Hearing unfamiliar banging and creaking sounds, he opened his eyes and found the ceiling.
Pink, and swaying. It felt like he was on a boat. Or would that be a ship?
He closed his eyes. Something was hung. Reboot. Try again.
When he next opened his eyes, he was looking at correctly colored sage green walls. Sunlight was streaming in.
Feeling better, he rose to hit the head and discovered a limp. He’d not had that before. As its presence was being digested, he passed the bathroom mirror.
He was female. Not bad looking, about the correct age, forty-five. Same colored hair. Those were starts to being the right person in the right reality.
More to digest.
He continued to the toilet. His cats and dogs must be out of the house. The primary reasons for keeping them was to help keep reality anchored. It didn’t work, if they weren’t around. Ergo, they weren’t around. That’s why his start-ups were hanging.

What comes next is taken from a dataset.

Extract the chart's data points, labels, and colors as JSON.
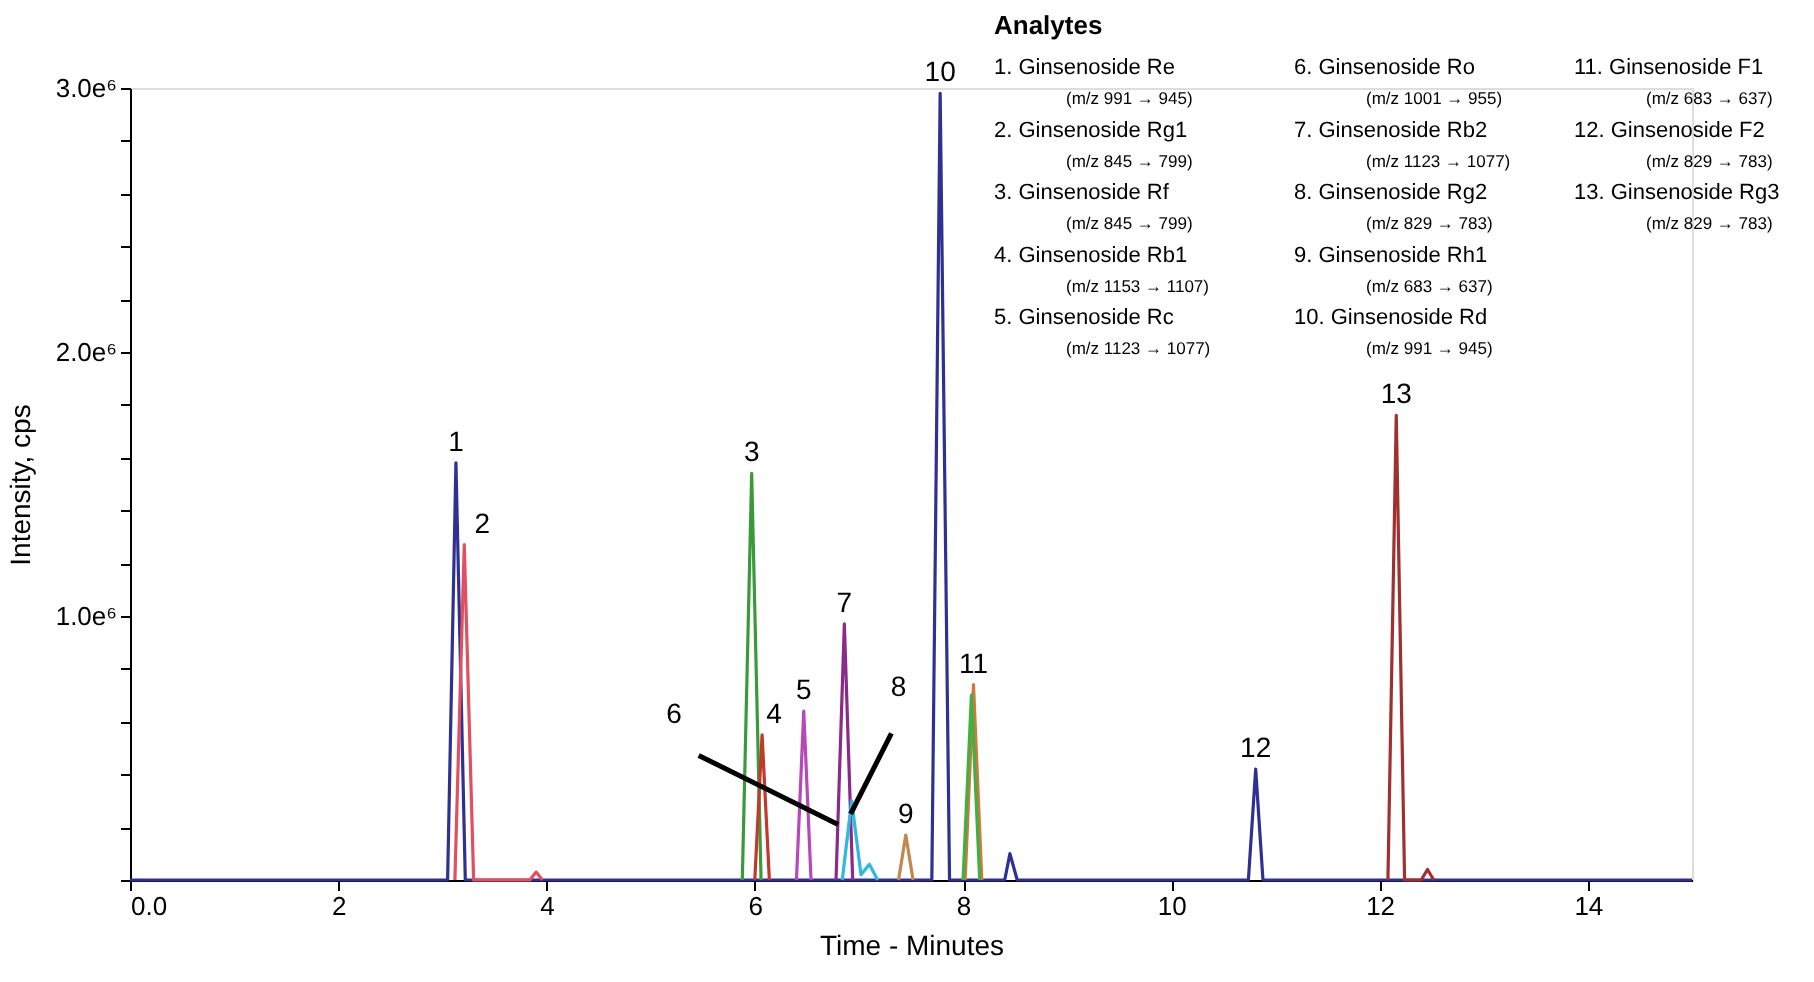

As he sat to piss, he considered going back to bed to reboot again, but it was already eight thirty. Time was the one constant that didn’t change when a start-up went awry.
Coffee, he decided, wiping, flushing, washing his hands and heading for the kitchen. He thought while popping a K-cup into place, coffee always helped release the hang ups. It was remarkable that way. Once he got the coffee into his system, he’d find the animals and bring them into the house. Then he’d decide. The house seemed correct, as did the reality outside his window. Maybe he’d enjoy being a woman for a day, or take a nap later and reboot.
Sipping the coffee, he smiled. Coffee always helped. If that ever changed, he didn’t know what he would do.